Despite the action taking place at a time of great social change in Germany and wider Europe, external affairs almost never show up in the book. There is no mention of revolution, Bismarck, the formation of Germany, the Austro-Hungarian empire, or anything else that was going on in the period 1835 to 1875. This heightens the obsession of the Buddenbrooks with their own little world in Lübeck and shows that they are fast becoming relics of an older time.
It’s interesting to compare this book to The Forsyte Saga, another book about a family that declines at a time of great social change because the younger generations lack the moral fibre of the older. The Forsyte Saga seems more concerned with the idea that nineteenth century Englishness, the sort that built the empire, declined after the Edwardian period and would never recover. Buddenbrooks is perhaps looking for a slightly more scientific and philosophical explanation.
One thing that I really liked about the book was how well Thomas Mann develops the characters. The third generation of Buddenbrooks, Thomas, Toni and Christian, genuinely grow and change from childhood to adulthood, but retain certain markers from childhood into adulthood. Not many authors manage to do that realistically. My sympathies for these characters changed over the course of the book.

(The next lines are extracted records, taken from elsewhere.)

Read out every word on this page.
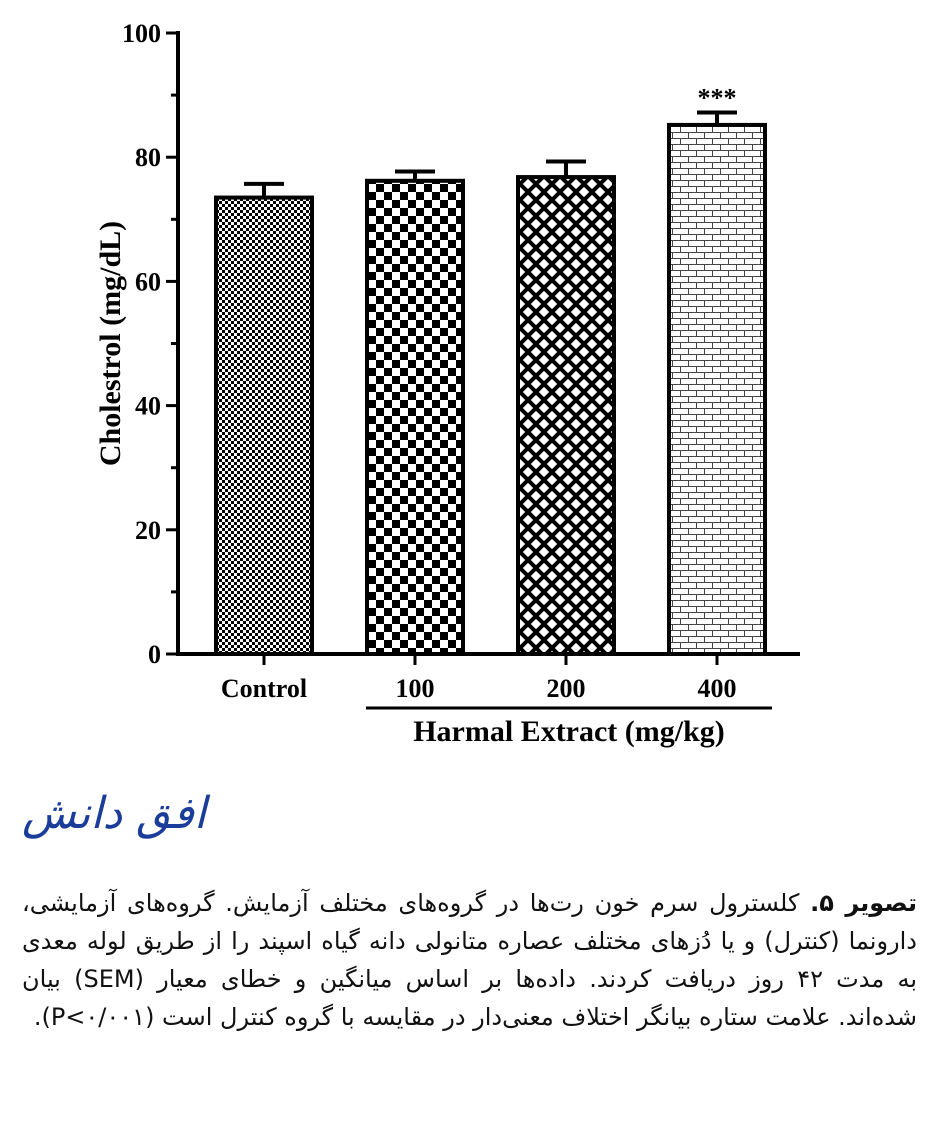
***
0
20
40
60
80
100
Control	100	200	400
Harmal Extract (mg/kg)
Cholestrol (mg/dL)
افق دانش
تصویر ۵. کلسترول سرم خون رت‌ها در گروه‌های مختلف آزمایش. گروه‌های آزمایشی، دارونما (کنترل) و یا دُزهای مختلف عصاره متانولی دانه گیاه اسپند را از طریق لوله معدی به مدت ۴۲ روز دریافت کردند. داده‌ها بر اساس میانگین و خطای معیار (SEM) بیان شده‌اند. علامت ستاره بیانگر اختلاف معنی‌دار در مقایسه با گروه کنترل است (P<۰/۰۰۱).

Thomas Mann also uses some slightly odd motifs as symbols of different characters. One of these is teeth. He will note the strong white teeth of the older generation and of the other merchant families of the town (and the common people) who begin to eclipse the Buddenbrooks, while the last generation of Buddenbrooks, Thomas’s son Hanno, is in constant pain from rotting and fragile teeth. It is a visit to the dentist that kills off Thomas Buddenbrook in the end.
Mann also inserts a lot of variety into the book by varying the time span and length of the chapters. This is very effective in conveying both the mood of the characters and of the times. For example, when Thomas Buddenbrook suspects his wife is having an affair, a long chapter covers a single afternoon that he spends alternately listening at the door of a room as she entertains a visitor, and sneaking away to his study to fume and broods. In contrast in other places he will skip over several weeks, months or even years, in a few pages, using a distant passive voice, which creates the impression of looking at the family from a long distance away.
One last thing that struck me: This book is very much a 19th century book, in style, setting, and content. It was first published in 1901. Thomas Mann died in 1955. The social changes that he would have seen in his lifetime, especially in Germany, would have been phenomenal. He survived, it seems, much better than the Buddenbrooks. Perhaps because, as he said in accepting the Nobel Prize, “The value and significance of my work for posterity may safely be left to the future; for me they are nothing but the personal traces of a life led consciously, that is, conscientiously.”
Buddenbrooks is a long book, but well worth reading, especially if you like 19th century novels and/or family sagas. I enjoyed it very much.